Datos y metodología del estudio
La investigación analizó datos de 104.806 adultos participantes en el estudio francés NutriNet-Santé, recolectados entre 2009 y 2023. La edad promedio de los sujetos fue de aproximadamente 43 años, y el 79 % eran mujeres. Los participantes registraron horarios de consumo de alimentos y bebidas mediante cuestionarios dietéticos repetidos. Los investigadores siguieron a los sujetos durante un período promedio de 8,1 años para documentar casos de enfermedad cardiovascular.
En ese lapso, se confirmaron 2.368 eventos cardiovasculares: 1.270 correspondientes a enfermedad coronaria y 1.098 a enfermedad cerebrovascular. Los resultados mostraron que, por cada hora adicional de desfase horario alimentario, los hombres presentaron un incremento del 14 % en el riesgo de enfermedad cardiovascular global y del 21 % en el riesgo específico de enfermedad coronaria. No se observó asociación estadísticamente significativa en mujeres ni relación con el riesgo de accidente cerebrovascular.
Adelanto y retraso tienen efectos similares
El estudio reveló que tanto adelantar como retrasar las comidas durante los fines de semana se asoció con mayores riesgos comparados con mantener horarios estables a lo largo de la semana. El efecto fue particularmente marcado en hombres cuyo punto medio de ingesta se adelantó más de una hora en los fines de semana. Sin embargo, los autores subrayaron que el número de participantes en ciertas categorías fue limitado, lo que exige cautela al interpretar esas diferencias específicas.

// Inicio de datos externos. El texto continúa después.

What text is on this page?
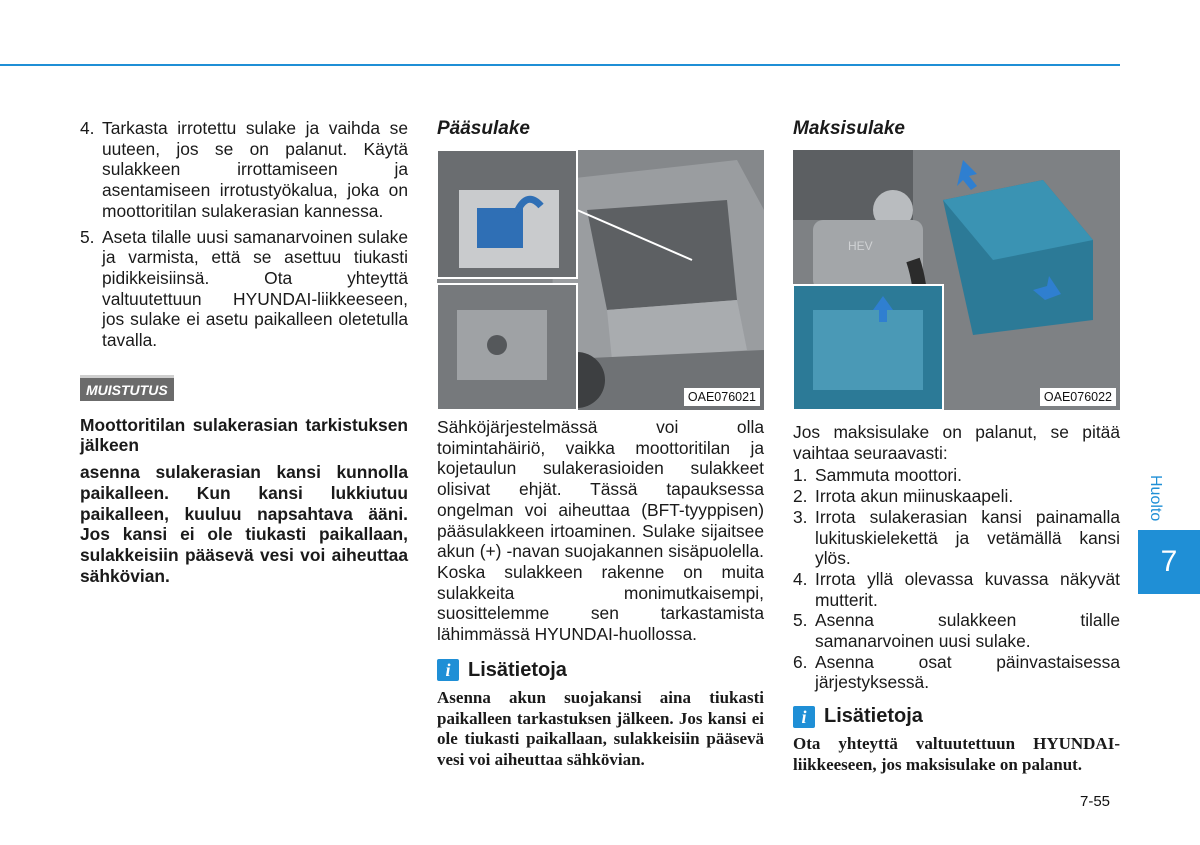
4. Tarkasta irrotettu sulake ja vaihda se uuteen, jos se on palanut. Käytä sulakkeen irrottamiseen ja asentamiseen irrotustyökalua, joka on moottoritilan sulakerasian kannessa.
5. Aseta tilalle uusi samanarvoinen sulake ja varmista, että se asettuu tiukasti pidikkeisiinsä. Ota yhteyttä valtuutettuun HYUNDAI-liikkeeseen, jos sulake ei asetu paikalleen oletetulla tavalla.
MUISTUTUS

Moottoritilan sulakerasian tarkistuksen jälkeen

asenna sulakerasian kansi kunnolla paikalleen. Kun kansi lukkiutuu paikalleen, kuuluu napsahtava ääni. Jos kansi ei ole tiukasti paikallaan, sulakkeisiin pääsevä vesi voi aiheuttaa sähkövian.

Pääsulake
OAE076021

Sähköjärjestelmässä voi olla toimintahäiriö, vaikka moottoritilan ja kojetaulun sulakerasioiden sulakkeet olisivat ehjät. Tässä tapauksessa ongelman voi aiheuttaa (BFT-tyyppisen) pääsulakkeen irtoaminen. Sulake sijaitsee akun (+) -navan suojakannen sisäpuolella. Koska sulakkeen rakenne on muita sulakkeita monimutkaisempi, suosittelemme sen tarkastamista lähimmässä HYUNDAI-huollossa.

i Lisätietoja

Asenna akun suojakansi aina tiukasti paikalleen tarkastuksen jälkeen. Jos kansi ei ole tiukasti paikallaan, sulakkeisiin pääsevä vesi voi aiheuttaa sähkövian.

Maksisulake
HEV
OAE076022

Jos maksisulake on palanut, se pitää vaihtaa seuraavasti:

1. Sammuta moottori.
2. Irrota akun miinuskaapeli.
3. Irrota sulakerasian kansi painamalla lukituskielekettä ja vetämällä kansi ylös.
4. Irrota yllä olevassa kuvassa näkyvät mutterit.
5. Asenna sulakkeen tilalle samanarvoinen uusi sulake.
6. Asenna osat päinvastaisessa järjestyksessä.
i Lisätietoja

Ota yhteyttä valtuutettuun HYUNDAI-liikkeeseen, jos maksisulake on palanut.

Huolto
7
7-55
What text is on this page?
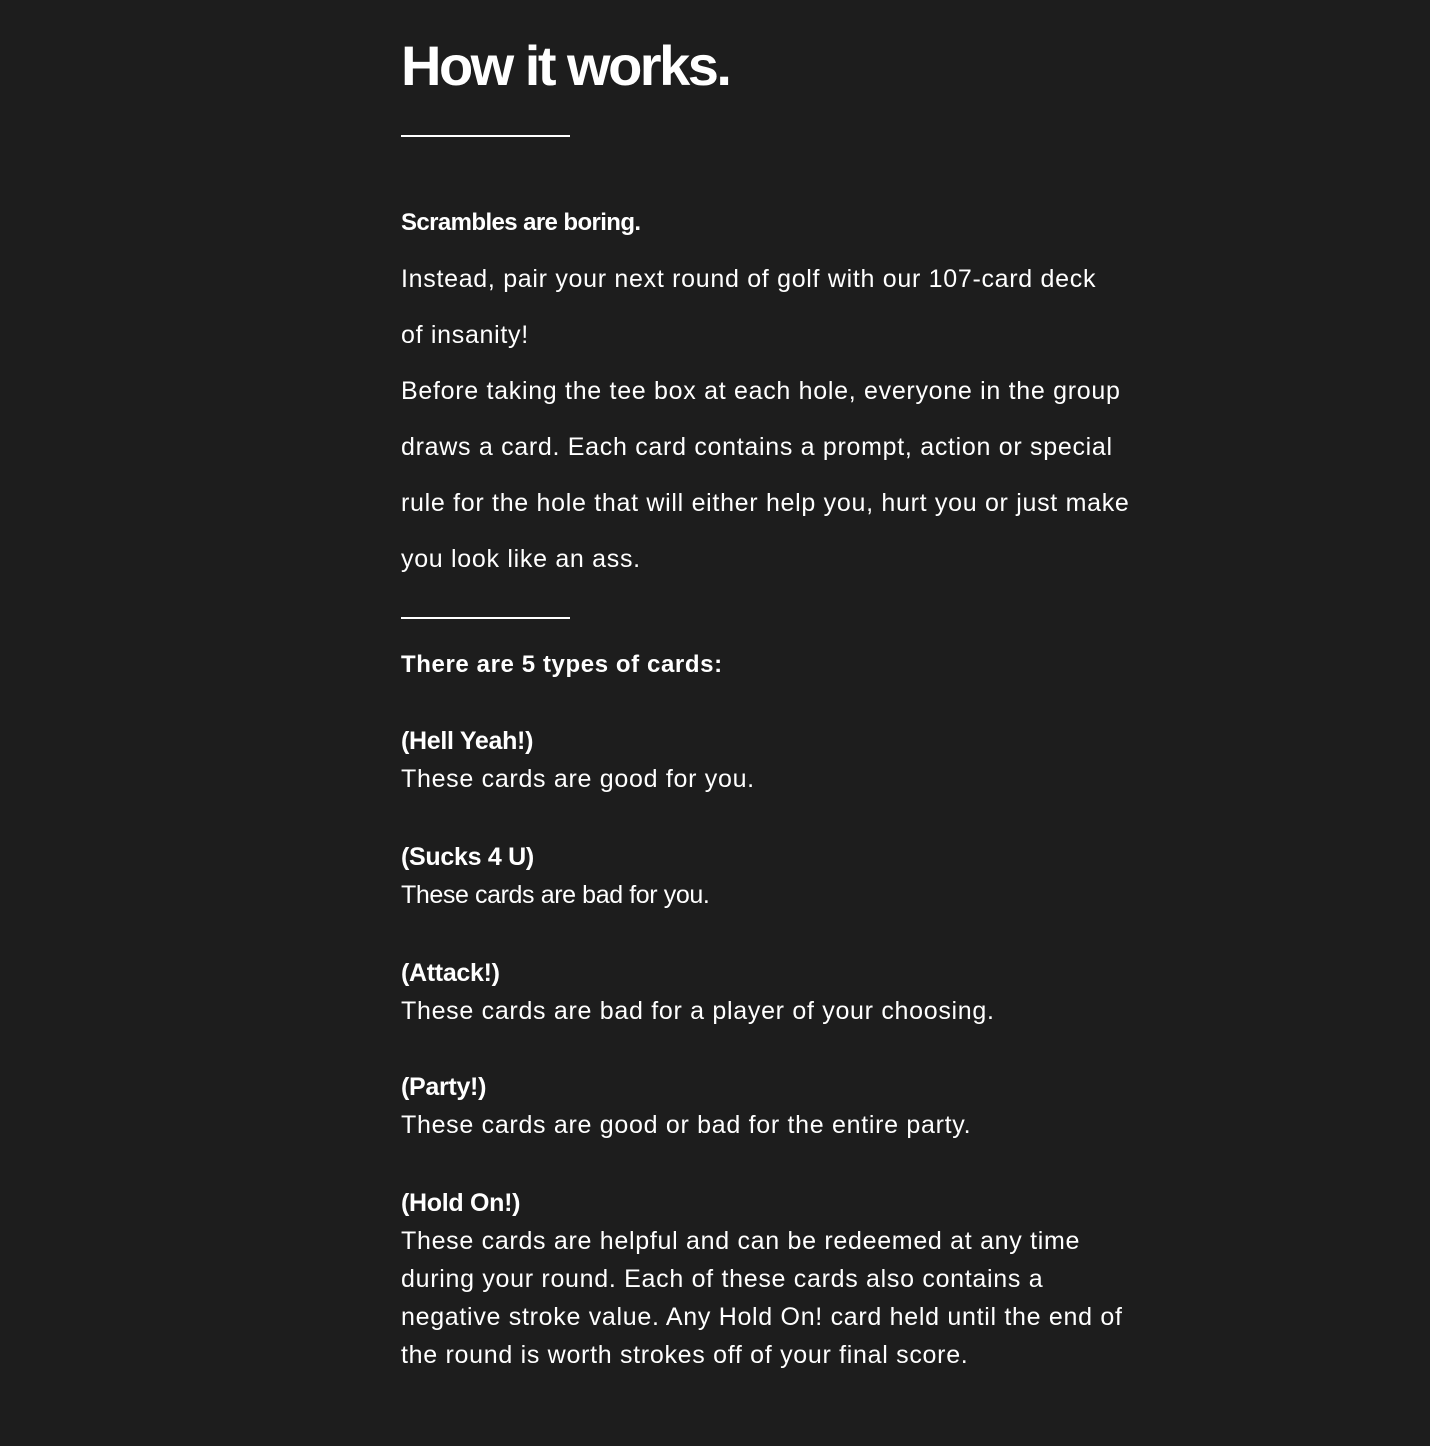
How it works.

Scrambles are boring.

Instead, pair your next round of golf with our 107-card deck of insanity!

Before taking the tee box at each hole, everyone in the group draws a card. Each card contains a prompt, action or special rule for the hole that will either help you, hurt you or just make you look like an ass.

There are 5 types of cards:

(Hell Yeah!)

These cards are good for you.

(Sucks 4 U)

These cards are bad for you.

(Attack!)

These cards are bad for a player of your choosing.

(Party!)

These cards are good or bad for the entire party.

(Hold On!)

These cards are helpful and can be redeemed at any time during your round. Each of these cards also contains a negative stroke value. Any Hold On! card held until the end of the round is worth strokes off of your final score.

Asimismo, la asociación resultó más fuerte entre quienes consumían su primera comida del día en un horario tardío, aunque el estudio no especificó la hora exacta a partir de la cual se consideraba “tardío”.
Mecanismos biológicos potenciales
El cuerpo humano opera bajo ritmos circadianos internos que regulan funciones clave como el sueño, la digestión, la secreción hormonal, la presión arterial y la sensibilidad a la insulina. El momento de la ingesta actúa como una señal externa que ayuda a sincronizar esos ritmos en distintos órganos. Cambios frecuentes y sustanciales en los horarios de comida podrían generar una desincronización entre el comportamiento diario y los ritmos biológicos subyacentes.
No obstante, esta explicación permanece hipotética: la investigación no establece una relación causal directa entre el desfase horario alimentario y la aparición de enfermedades cardiovasculares.
Límites y contexto de los hallazgos
Los resultados no implican que las personas deban ajustar sus comidas con precisión cronométrica ni eliminar las comidas familiares de fin de semana. El estudio es observacional y depende parcialmente de registros autorreportados por los participantes. Además, los investigadores asumieron que los días laborables abarcan del lunes al viernes, una estructura que no aplica universalmente.
También se señala que la muestra —francesa y predominantemente femenina— mostró un nivel de interés en la salud superior al de la población general, lo que limita la generalización de los hallazgos. Factores bien establecidos como la calidad nutricional, la actividad física, la duración y calidad del sueño, el tabaquismo y el peso corporal siguen siendo determinantes fundamentales de la salud cardiovascular. La investigación plantea, sin embargo, una nueva interrogante: además de qué comemos, ¿también importa cuándo lo comemos?